All in all, I'm expecting the iPhone 13 models to have slightly less battery life than their iPhone 11 and iPhone 12 devices... but do it all while being faster and using the display in 120Hz Mode. And when it comes to certain Apps, I think it will scale down to 60Hz or 30Hz or even 1Hz, and save plenty of power... which should see the iPhone 13 embarrass its siblings. These were my predictions during the announcement, before this article.
But Andrei says he's got all the data, so we will see if my predictions/deductions were even remotely close in the coming week in the next article.
Trackster11230 - Monday, October 4, 2021 - linkI'm expecting the battery life to be better than both. The LTPO and reduction in screen Hz should enable better battery savings (I'm assuming more time is spent at 10 Hz [the lowest; it can't do 1 Hz], than at 120 Hz).
Either way, it's been a significant jump in battery life from my X.
markiz - Monday, October 11, 2021 - linkIncredible compared to XS, or in general?
Why do iPhones have such poor battery when put through a standardized workload, like e.g. gsmarena?
Wrs - Thursday, October 14, 2021 - linkAs GSMarena wrote in the iPhone 13 review, it's primarily because of low call/standby efficiency. That's understandable because the cellular chip is discrete; most the comparison phones have it integrated and some stick to LTE only. Inasmuch as 89h for the normal 13 is over 3 days and nothing to complain of, their modeling for 1 hour each of calls, web surfing, and video each day is also a tad unrealistic for many.
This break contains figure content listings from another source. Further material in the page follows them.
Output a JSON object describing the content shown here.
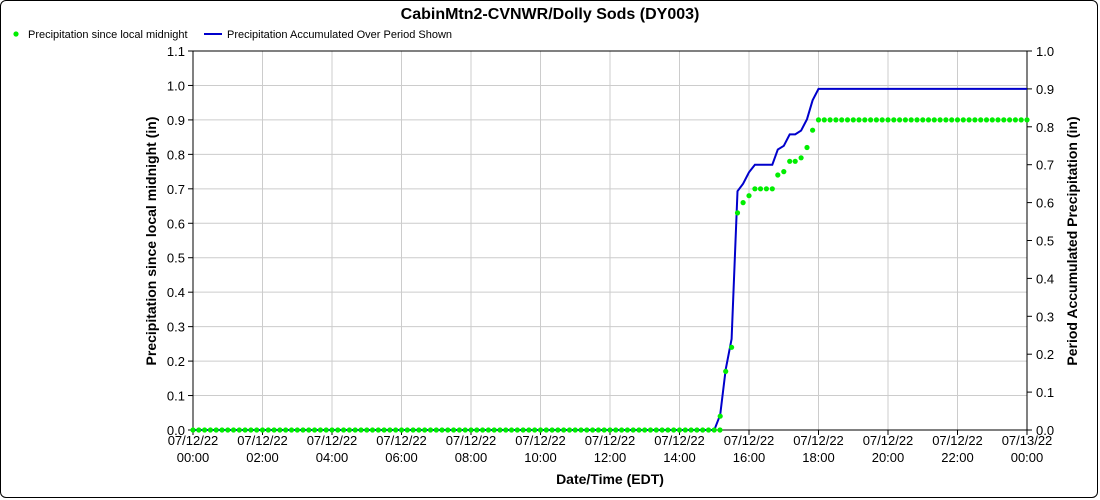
{
  "chart_data": {
    "type": "line",
    "title": "CabinMtn2-CVNWR/Dolly Sods (DY003)",
    "xlabel": "Date/Time (EDT)",
    "ylabel_left": "Precipitation since local midnight (in)",
    "ylabel_right": "Period Accumulated Precipitation (in)",
    "ylim_left": [
      0,
      1.1
    ],
    "ylim_right": [
      0,
      1.0
    ],
    "xlim_hours": [
      0,
      24
    ],
    "grid": true,
    "legend_position": "top-left",
    "y_ticks_left": [
      "0.0",
      "0.1",
      "0.2",
      "0.3",
      "0.4",
      "0.5",
      "0.6",
      "0.7",
      "0.8",
      "0.9",
      "1.0",
      "1.1"
    ],
    "y_ticks_right": [
      "0.0",
      "0.1",
      "0.2",
      "0.3",
      "0.4",
      "0.5",
      "0.6",
      "0.7",
      "0.8",
      "0.9",
      "1.0"
    ],
    "x_ticks": [
      {
        "hour": 0,
        "date": "07/12/22",
        "time": "00:00"
      },
      {
        "hour": 2,
        "date": "07/12/22",
        "time": "02:00"
      },
      {
        "hour": 4,
        "date": "07/12/22",
        "time": "04:00"
      },
      {
        "hour": 6,
        "date": "07/12/22",
        "time": "06:00"
      },
      {
        "hour": 8,
        "date": "07/12/22",
        "time": "08:00"
      },
      {
        "hour": 10,
        "date": "07/12/22",
        "time": "10:00"
      },
      {
        "hour": 12,
        "date": "07/12/22",
        "time": "12:00"
      },
      {
        "hour": 14,
        "date": "07/12/22",
        "time": "14:00"
      },
      {
        "hour": 16,
        "date": "07/12/22",
        "time": "16:00"
      },
      {
        "hour": 18,
        "date": "07/12/22",
        "time": "18:00"
      },
      {
        "hour": 20,
        "date": "07/12/22",
        "time": "20:00"
      },
      {
        "hour": 22,
        "date": "07/12/22",
        "time": "22:00"
      },
      {
        "hour": 24,
        "date": "07/13/22",
        "time": "00:00"
      }
    ],
    "series": [
      {
        "name": "Precipitation since local midnight",
        "axis": "left",
        "style": "points",
        "color": "#00ee00",
        "points": [
          [
            15.17,
            0.04
          ],
          [
            15.33,
            0.17
          ],
          [
            15.5,
            0.24
          ],
          [
            15.67,
            0.63
          ],
          [
            15.83,
            0.66
          ],
          [
            16.0,
            0.68
          ],
          [
            16.17,
            0.7
          ],
          [
            16.33,
            0.7
          ],
          [
            16.5,
            0.7
          ],
          [
            16.67,
            0.7
          ],
          [
            16.83,
            0.74
          ],
          [
            17.0,
            0.75
          ],
          [
            17.17,
            0.78
          ],
          [
            17.33,
            0.78
          ],
          [
            17.5,
            0.79
          ],
          [
            17.67,
            0.82
          ],
          [
            17.83,
            0.87
          ],
          [
            18.0,
            0.9
          ]
        ],
        "baseline_before": 0.0,
        "plateau_after": 0.9
      },
      {
        "name": "Precipitation Accumulated Over Period Shown",
        "axis": "right",
        "style": "line",
        "color": "#0000cc",
        "points": [
          [
            0,
            0.0
          ],
          [
            15.0,
            0.0
          ],
          [
            15.17,
            0.04
          ],
          [
            15.33,
            0.16
          ],
          [
            15.5,
            0.24
          ],
          [
            15.67,
            0.63
          ],
          [
            15.83,
            0.65
          ],
          [
            16.0,
            0.68
          ],
          [
            16.17,
            0.7
          ],
          [
            16.5,
            0.7
          ],
          [
            16.67,
            0.7
          ],
          [
            16.83,
            0.74
          ],
          [
            17.0,
            0.75
          ],
          [
            17.17,
            0.78
          ],
          [
            17.33,
            0.78
          ],
          [
            17.5,
            0.79
          ],
          [
            17.67,
            0.82
          ],
          [
            17.83,
            0.87
          ],
          [
            18.0,
            0.9
          ],
          [
            24.0,
            0.9
          ]
        ]
      }
    ]
  }
}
With more active use on wifi the battery life becomes way more competitive
michael2k - Friday, October 15, 2021 - linkAnandtech's standardized workload disagrees with you:
iPhone 13 Pro from 2021: 16.62
iPhone 11 Pro from 2019: 13.33 hours
Xiaomi Mi 10 Pro 2020: 12.96 hours
iPhone 12 Pro from 2021: 12.95 hours
iPhone XR from 2018: 12.95 hours
Galaxy S21 from 2021: 12.86 hours
iPhone 12 from 2020: 12.53 hours
Xiaomi Mi 11 Ultra 2021: 11.70
Xiaomi Mi 11 2020: 11.63 hours
deil - Monday, October 4, 2021 - linkI am still not happy about their battery life, as andro phones get 150% more even on cheap devices.
when they give you 3500 mah, and ando can get up to 18000 mah, something needs to be said.
Interesting result from S21U, 2.9W for 75 frames, seems like very good result, is it locked by something ? that chip can go just as high as a15 can, wattage-wise, what's happened there ?
Stuka87 - Monday, October 4, 2021 - linkDeil, not sure where you saw a phone with an 18,000mAh battery, it would have to be the size of a tablet to get anywhere close to that big. Even the Galaxy Note, which is pretty large, has a 4000 mAh battery. iPhones consistently score well in battery life tests, even against Androids with much larger batteries.